I take a walk outside
I'm surrounded by
Some kids at play
I can feel their laughter
So why do I sear
Oh, and twisted thoughts that spin
Round my head
I'm spinning
Oh, I'm spinning
How quick the sun can, drop away

I don't feel able to look at him anymore, seeing him like this feels like an intrusion. His voice is too urgent, too desperate, the pain he is conveying is so tangible every heart in the room is simultaneously breaking in two. I expect to hear the sound of tearing. I look away, putting my head down to fiddle with the label on my bottle, peeling strips away with my nails. I realise my cheeks are wet, so charged with emotion his voice has made me cry without realising it. I shudder a little, fighting the feeling that I shouldn't be here. It feels too intimate, like I'm reading someone else's diary. I wipe my eyes quickly with a paper napkin from the bar.

"You ok hun?" the girl behind the bar leans over and asks. I nod without looking up, embarrassed. This was such a mistake. I glance up, looking around for Beth, horrified at the thought of her seeing me here, in such an intimate moment for them both. This is their world, not mine.

"I'm fine," I smile at the girl, " but I think I should probably go, do you have a phone somewhere I could use?"

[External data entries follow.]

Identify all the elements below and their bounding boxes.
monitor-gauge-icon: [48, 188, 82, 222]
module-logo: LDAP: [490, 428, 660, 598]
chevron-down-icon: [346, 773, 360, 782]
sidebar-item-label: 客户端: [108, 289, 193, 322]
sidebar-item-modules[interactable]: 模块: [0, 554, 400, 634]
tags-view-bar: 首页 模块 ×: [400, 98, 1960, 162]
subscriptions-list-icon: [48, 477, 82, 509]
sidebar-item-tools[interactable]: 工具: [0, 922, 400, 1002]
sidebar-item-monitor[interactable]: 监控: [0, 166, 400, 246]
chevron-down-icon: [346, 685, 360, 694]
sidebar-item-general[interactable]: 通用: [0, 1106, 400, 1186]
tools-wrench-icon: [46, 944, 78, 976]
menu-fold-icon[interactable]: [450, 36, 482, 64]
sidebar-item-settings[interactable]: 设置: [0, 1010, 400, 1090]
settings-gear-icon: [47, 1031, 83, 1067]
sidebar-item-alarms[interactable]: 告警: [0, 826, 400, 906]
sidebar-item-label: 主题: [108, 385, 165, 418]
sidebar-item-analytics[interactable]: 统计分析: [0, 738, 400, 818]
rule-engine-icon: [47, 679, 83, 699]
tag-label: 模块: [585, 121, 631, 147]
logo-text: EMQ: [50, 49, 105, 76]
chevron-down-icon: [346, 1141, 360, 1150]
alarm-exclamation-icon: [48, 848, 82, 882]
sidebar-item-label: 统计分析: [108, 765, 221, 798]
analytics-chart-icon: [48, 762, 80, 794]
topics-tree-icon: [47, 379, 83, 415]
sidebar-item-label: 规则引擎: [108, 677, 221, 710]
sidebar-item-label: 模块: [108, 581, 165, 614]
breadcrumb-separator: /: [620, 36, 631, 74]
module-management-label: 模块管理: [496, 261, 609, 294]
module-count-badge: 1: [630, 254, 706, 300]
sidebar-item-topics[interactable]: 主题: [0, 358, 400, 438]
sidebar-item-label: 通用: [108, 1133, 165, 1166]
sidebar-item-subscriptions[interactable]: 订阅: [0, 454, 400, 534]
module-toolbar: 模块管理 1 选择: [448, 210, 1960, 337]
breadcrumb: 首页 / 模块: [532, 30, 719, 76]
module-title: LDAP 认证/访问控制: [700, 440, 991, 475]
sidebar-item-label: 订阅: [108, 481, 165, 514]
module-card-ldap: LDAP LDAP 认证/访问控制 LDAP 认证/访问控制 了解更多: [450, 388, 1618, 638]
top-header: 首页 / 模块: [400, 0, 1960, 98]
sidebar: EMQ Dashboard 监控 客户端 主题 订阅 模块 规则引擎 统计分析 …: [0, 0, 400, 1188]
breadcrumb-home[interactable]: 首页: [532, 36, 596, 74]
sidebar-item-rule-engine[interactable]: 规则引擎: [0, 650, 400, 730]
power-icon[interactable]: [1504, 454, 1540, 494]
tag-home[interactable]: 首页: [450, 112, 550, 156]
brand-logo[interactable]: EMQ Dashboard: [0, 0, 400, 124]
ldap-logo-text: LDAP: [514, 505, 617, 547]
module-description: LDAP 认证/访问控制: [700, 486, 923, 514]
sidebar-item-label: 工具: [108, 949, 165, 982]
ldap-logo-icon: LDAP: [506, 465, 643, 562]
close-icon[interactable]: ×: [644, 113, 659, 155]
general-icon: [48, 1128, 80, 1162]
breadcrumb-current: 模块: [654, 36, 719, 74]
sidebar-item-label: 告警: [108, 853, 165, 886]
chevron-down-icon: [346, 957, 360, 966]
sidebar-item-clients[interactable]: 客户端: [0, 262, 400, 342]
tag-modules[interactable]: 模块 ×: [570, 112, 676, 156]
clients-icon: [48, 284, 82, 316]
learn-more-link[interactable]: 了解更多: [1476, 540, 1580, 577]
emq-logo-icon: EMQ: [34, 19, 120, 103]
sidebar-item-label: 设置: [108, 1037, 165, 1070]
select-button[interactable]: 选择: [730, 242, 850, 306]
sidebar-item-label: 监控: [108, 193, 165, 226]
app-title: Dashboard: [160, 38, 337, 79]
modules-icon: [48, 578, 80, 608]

"Sure, over by the bathroom," she points across to the other side of the bar. I nod and smile in thanks and slide off my stool.

..... my bitter hands
Cradle broken glass

Eddie's voice follows me like a ghost, surrounding me as I walk. I keep my head down, threading my way through the sparse crowd at the back of the room.

.... washed in black

The song is a beautiful torture, the longing in his voice driving a stake straight through me, permeating my gut and forcing me to feel, real, visceral pain. Weaving through the silent crowd is eery, as though I'm walking into a church of mourners. My chest aches as I push ahead.

...All the love gone bad
Turned my world to black

Halfway to the phone something compels me, an invisible thread in his voice is pulling me to look, like a siren call. I stop walking and turn to face the stage, allowing the music to crash over me, like diving headfirst into a wave. I look at the rows of people in front of me and stand up on tip toe, to try and find him. In the centre of the stage I see him, straight ahead. He lifts his head and opens his eyes. It seems like he finds me in the crowd and looks straight at me and into my soul.

I know someday you'll have a beautiful life
I know you'll be a star
In somebody else's sky
But why
Why
Why can't it be
Oh can't it be mine

The invisible thread connects us as he cries out, throwing the phrases at me, shaking his head violently. 

We, we, we belong together, together
We, we, we belong together.

His words fade and he drops his gaze, releasing me as the music ends. The crowd erupts and I finally exhale. My hands are shaking. Eddie looks up, the mask of pain he was wearing seconds earlier apparently forgotten. I begin to doubt that he even saw me but then he smiles slowly, the corners of his perfect mouth curling up, and he catches my eye again, gazing at me across the sea of people. Around me I see a hundred faces as heads turn to me, people gradually beginning to crane their necks to see who he's looking at. Eddie presses his lips to the microphone.

"Hi Sam," he announces to the room with a smirk.

My cheeks burst into flame. Fortunately, he doesn't say anything else, just grins his megawatt smile, plus bonus dimple. I glance over to Stone who waves while laughing. With any chance of sneaking out gone I turn and walk back to my seat at the bar.